Fataler Akt der britischen Geschichte: Britische Garantie an Polen, die nicht umgesetzt werden konnte

In ihrem Vertrauen auf England und Frankreich zeigten die Polen Hitler die kalte Schulter und weigerten sich, mit ihm zu verhandeln. Hätten sie um die Wahrheit gewusst und vorausgesehen, dass Briten und Franzosen sie im Stich lassen würden, so hätten sie sich wohl bereit erklärt, Danzig an Deutschland zurückzugeben, zu dem es seit jeher gehört hatte. Der britisch-polnische Historiker walisischer Herkunft, Norman Richard Davies, von der Universität Sussex, wirft den britischen Führern vor, die Polen getäuscht und so zu ihrer unnachgiebigen Haltung verführt zu haben: „Der britische Premierminister muss sicherlich gewusst haben, dass keinerlei praktische Unterstützung für Polen möglich war. Mit seiner Geste verfolgte er das Ziel, Hitler abzuschrecken, nicht den Polen zu helfen. Die britischen Streitkräfte besaßen weder Bodentruppen noch Schiffe oder Flugzeuge als kraftvolle Mittel zu einer wirksamen Intervention in Mitteleuropa. Hitler spürte wohl instinktiv, dass die Garantie wertlos war.

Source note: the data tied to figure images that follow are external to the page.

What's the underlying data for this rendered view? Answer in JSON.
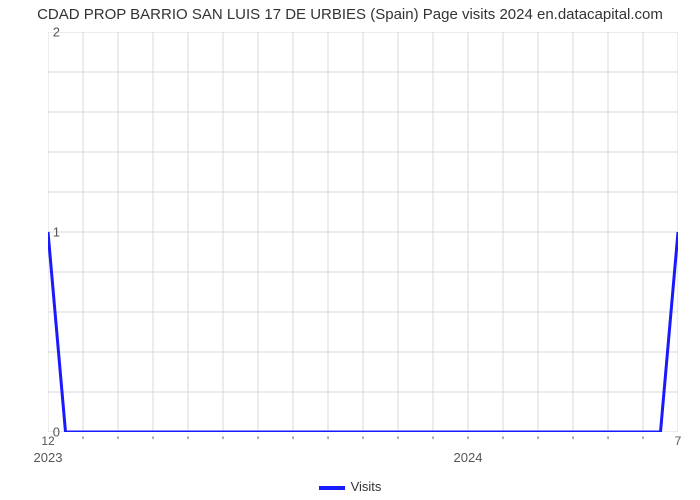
{
  "title": "CDAD PROP BARRIO SAN LUIS 17 DE URBIES (Spain) Page visits 2024 en.datacapital.com",
  "chart": {
    "type": "line",
    "background_color": "#ffffff",
    "grid_color": "#d9d9d9",
    "grid_line_width": 1,
    "border_color": "#d9d9d9",
    "line_color": "#1a1aff",
    "line_width": 3,
    "ylim": [
      0,
      2
    ],
    "ytick_step": 1,
    "y_minor_ticks": 4,
    "yticks": [
      0,
      1,
      2
    ],
    "xlim_months": [
      0,
      18
    ],
    "x_major_count": 18,
    "x_first_label": "12",
    "x_last_label": "7",
    "x_year_labels": [
      {
        "pos_month": 0,
        "text": "2023"
      },
      {
        "pos_month": 12,
        "text": "2024"
      }
    ],
    "x_minor_tick_height": 3,
    "series": {
      "name": "Visits",
      "points_months_values": [
        [
          0,
          1.0
        ],
        [
          0.5,
          0.0
        ],
        [
          17.5,
          0.0
        ],
        [
          18,
          1.0
        ]
      ]
    },
    "title_fontsize": 15,
    "axis_label_fontsize": 13,
    "tick_label_fontsize": 12,
    "legend_fontsize": 13
  }
}
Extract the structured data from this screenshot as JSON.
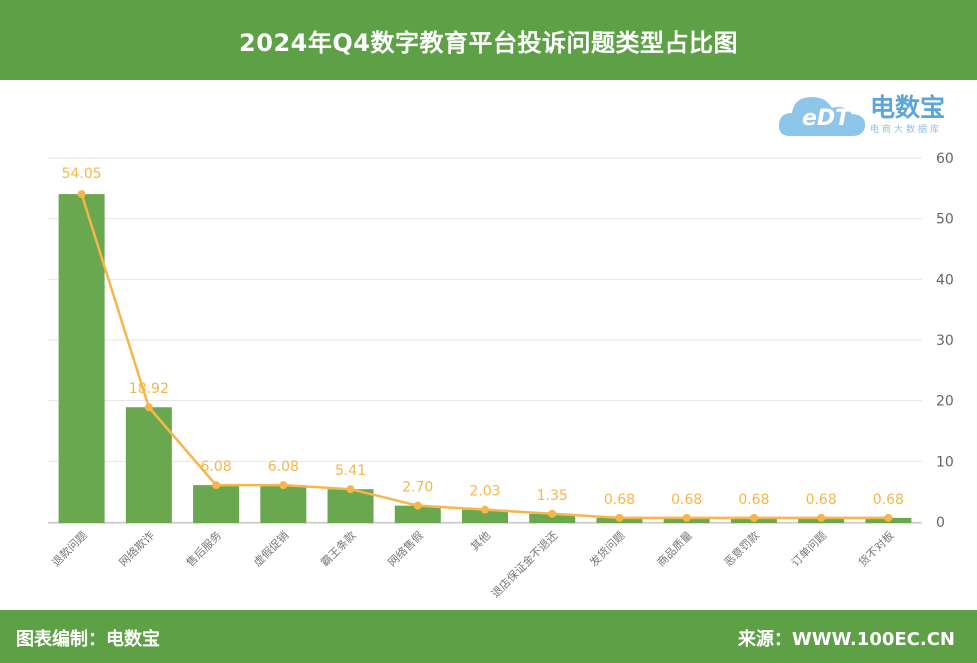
{
  "header": {
    "title": "2024年Q4数字教育平台投诉问题类型占比图"
  },
  "footer": {
    "left": "图表编制：电数宝",
    "right": "来源：WWW.100EC.CN"
  },
  "logo": {
    "mark": "eDT",
    "name": "电数宝",
    "tagline": "电商大数据库"
  },
  "colors": {
    "bar": "#6aa84f",
    "line": "#f6b64a",
    "header": "#5ea046"
  },
  "chart_data": {
    "type": "bar",
    "title": "2024年Q4数字教育平台投诉问题类型占比图",
    "categories": [
      "退款问题",
      "网络欺诈",
      "售后服务",
      "虚假促销",
      "霸王条款",
      "网络售假",
      "其他",
      "退店保证金不退还",
      "发货问题",
      "商品质量",
      "恶意罚款",
      "订单问题",
      "货不对板"
    ],
    "series": [
      {
        "type": "bar",
        "values": [
          54.05,
          18.92,
          6.08,
          6.08,
          5.41,
          2.7,
          2.03,
          1.35,
          0.68,
          0.68,
          0.68,
          0.68,
          0.68
        ]
      },
      {
        "type": "line",
        "values": [
          54.05,
          18.92,
          6.08,
          6.08,
          5.41,
          2.7,
          2.03,
          1.35,
          0.68,
          0.68,
          0.68,
          0.68,
          0.68
        ]
      }
    ],
    "data_labels": [
      "54.05",
      "18.92",
      "6.08",
      "6.08",
      "5.41",
      "2.70",
      "2.03",
      "1.35",
      "0.68",
      "0.68",
      "0.68",
      "0.68",
      "0.68"
    ],
    "ylim": [
      0,
      60
    ],
    "y_ticks": [
      0,
      10,
      20,
      30,
      40,
      50,
      60
    ],
    "y_axis_side": "right",
    "grid": true,
    "legend": "none"
  }
}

Aber die britische Garantie an Warschau bestärkte die Polen in ihrer trotzigen, selbstmörderischen Entschlossenheit, um Danzig zu kämpfen, rechneten sie doch mit der militärischen Hilfe Großbritanniens, von der Neville Chamberlain genau wusste, dass sie nie kommen würde.

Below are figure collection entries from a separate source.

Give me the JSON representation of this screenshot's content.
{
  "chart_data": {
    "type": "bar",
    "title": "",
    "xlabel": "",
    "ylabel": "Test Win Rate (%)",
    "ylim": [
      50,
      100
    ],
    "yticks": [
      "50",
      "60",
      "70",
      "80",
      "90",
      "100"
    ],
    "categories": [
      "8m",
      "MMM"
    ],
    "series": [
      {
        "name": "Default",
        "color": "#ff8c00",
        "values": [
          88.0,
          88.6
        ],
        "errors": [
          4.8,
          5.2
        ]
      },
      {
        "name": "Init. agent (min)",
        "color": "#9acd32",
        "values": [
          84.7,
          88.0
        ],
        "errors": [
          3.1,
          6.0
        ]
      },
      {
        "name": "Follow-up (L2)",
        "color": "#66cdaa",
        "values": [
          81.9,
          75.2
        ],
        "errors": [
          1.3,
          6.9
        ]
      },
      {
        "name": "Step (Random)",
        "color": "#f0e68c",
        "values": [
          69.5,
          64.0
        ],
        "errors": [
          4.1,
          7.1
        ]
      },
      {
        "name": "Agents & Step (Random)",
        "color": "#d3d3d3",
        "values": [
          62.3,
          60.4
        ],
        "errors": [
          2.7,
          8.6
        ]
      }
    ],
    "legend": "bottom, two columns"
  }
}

Unvernünftiges Handeln der Polen zum Danzig-Problem aus Sicht der Briten

Der damalige britische Botschafter in Berlin, Nevile Henderson, schrieb tief besorgt: „Ich muss ... zugeben, dass ich Hitlers Vorschläge als faire Grundlage für Verhandlungen betrachte; in meinem innersten bin ich der Ansicht, dass die Polen sehr unvernünftig handeln, indem sie sich Deutschland zum Feind machen, und dass sie für uns höchst gefährliche Verbündete sind. Ich mag mich ja irren, doch bin ich persönlich überzeugt, dass es keinen dauerhaften Frieden in Europa geben kann, ehe Danzig zu Deutschland zurückgekehrt ist. Die Polen können nicht über vierhunderttausend Deutsche in Danzig herrschen – also muss es Deutschland tun. Es tut mir leid, dass ich dieser Auffassung bin, aber ich befürchte, wir bewegen uns abermals auf schwankendem Boden, wie schon im Fall des Sudetenlandes.“

Chamberlain war nämlich weiterhin der Ansicht, keine deutsche Forderung sei so berechtigt wie die nach der Wiedereingliederung Danzigs, und er trat entschieden für diese Lösung ein – vorausgesetzt, Hitler bemühe sich, dieses Ziel mit friedlichen Mitteln zu erreichen, was er zum damaligen Zeitpunkt immer noch tat.

Kurzsichtigkeit des Versailler Vertrags

In Großbritannien ist die Auffassung verbreitet, die Bevölkerung in Zentraleuropa neige dazu, unbeständig und leicht erregbar zu sein, sie könne jederzeit einen Kampf beginnen, und es könne sehr schwer sein, Recht und Unrecht bei solchem Streit zu entwirren. Aus diesen Gründen galt damals das Münchner Abkommen, das 1961 der Historiker Frederick Taylor der Universitäten von Oxford und Sussex einschätzt, "als Triumph der besten und aufgeklärtesten Prinzipien der britischen Gesellschaft, als Triumph jener, die sich für die Gleichberechtigung der Völker ausgesprochen hatten, als Triumph jener, welche die Kurzsichtigkeit des Versailler Vertrags unerschrocken an den Pranger gestellt hatten. Churchills Auffassung, wonach England und Frankreich die Tschechen im Herbst 1938 durch einen Krieg hätten retten können, sei falsch: 'Churchill irrte sich. Es wäre für die westlichen Demokratien zur Katastrophe geworden, im Oktober 1938 in einen Krieg einzutreten... praktisch gesehen hatte er unrecht.'" So Frederick Taylor.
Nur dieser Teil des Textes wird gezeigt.